Com os ataques realizado nesta sexta feira o número de polícias foi reforçado na região mas não se descarta que o movimento anti Cartes peça a destituição imediata do Ministro de Interior e solicitar o impeachment do atual presidente pela sua falta de competência em lidar com o caso alem de ter levado o país a um colapso econômico que tem estancado o crescimento dos demais estados paraguaios.

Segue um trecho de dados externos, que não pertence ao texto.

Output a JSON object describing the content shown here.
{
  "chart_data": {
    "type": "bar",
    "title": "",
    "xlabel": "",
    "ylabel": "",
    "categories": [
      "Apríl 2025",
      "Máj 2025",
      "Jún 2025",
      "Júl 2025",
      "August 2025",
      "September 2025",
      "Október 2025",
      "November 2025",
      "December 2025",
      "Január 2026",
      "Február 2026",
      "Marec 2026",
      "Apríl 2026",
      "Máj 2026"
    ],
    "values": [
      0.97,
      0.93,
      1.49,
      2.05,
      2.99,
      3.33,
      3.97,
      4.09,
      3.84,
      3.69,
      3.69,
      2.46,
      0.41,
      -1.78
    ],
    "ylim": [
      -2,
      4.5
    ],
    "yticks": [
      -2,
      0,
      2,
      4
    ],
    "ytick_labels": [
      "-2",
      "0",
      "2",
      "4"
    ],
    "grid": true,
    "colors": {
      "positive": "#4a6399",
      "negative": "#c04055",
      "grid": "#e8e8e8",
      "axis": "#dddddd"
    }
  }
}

Os lideres da bancada de oposição já manifestaram que o governo do Paraguai não quer combater o grupo criminoso já que a suposta luta estaria gerando renda milionária aos principais chefes de combate ao EPP que estariam obrigando os policiais e militares de baixo rango a sobreviver em condições sub humanas nas áreas onde buscam pelos integrantes do grupo criminoso, que nos últimos meses mostrou o seu poderio armamentista e logístico e que demonstrou poder interceptar os integrantes da Policia Nacional do Paraguai em qualquer parte do estado ocupado e dominado pelos mesmos para executar os policiais e colocar a população da região em uma situação critica, ante a incompetência do chefe do estado em dirigir o país.

Com a notícia, as autoridades do Paraguai emitiram uma nota pedindo alerta total, pois os policiais precisam retornar para o quartel, onde haverá um aquartelamento para uma operação na região, por conta da emboscada. Além disso, não são descartados novos ataques.

O senador Luis Alberto Castiglioni, em conversa com AM 650 daquele país, lamentou a morte dos policiais na tarde de hoje. “É lamentável, acredito em uma condenação mais energética aos criminosos e covardes guerrilheiros do EPP”.

Com o desfecho trágico desta tarde, o senador relembrou uma crise interna do governo que tem pensamentos diferentes em relação à ação de repressão das EPP. “Eu pedi a demissão deste incompetente, que agora é o presidente e acredito que só a demissão imediata iria resolver”.

Já o MP (Ministério Público) daquele país considerou que o problema é registrado pela falta de liderança. “Se a cabeça não terá a capacidade e visão estratégica, em seguida, ele vai ficar qualquer resultado”, acrescentou.

Além disso, os senadores iriam se se reunir na segunda-feira (20) para uma sessão extraordinária para debater um voto de censura contra o presidente Vargas, o vice-ministro da Segurança Interna Javier Ibarra e o chefe da Senad (Secretaria Nacional Anto-Drogas) Luis Rojas.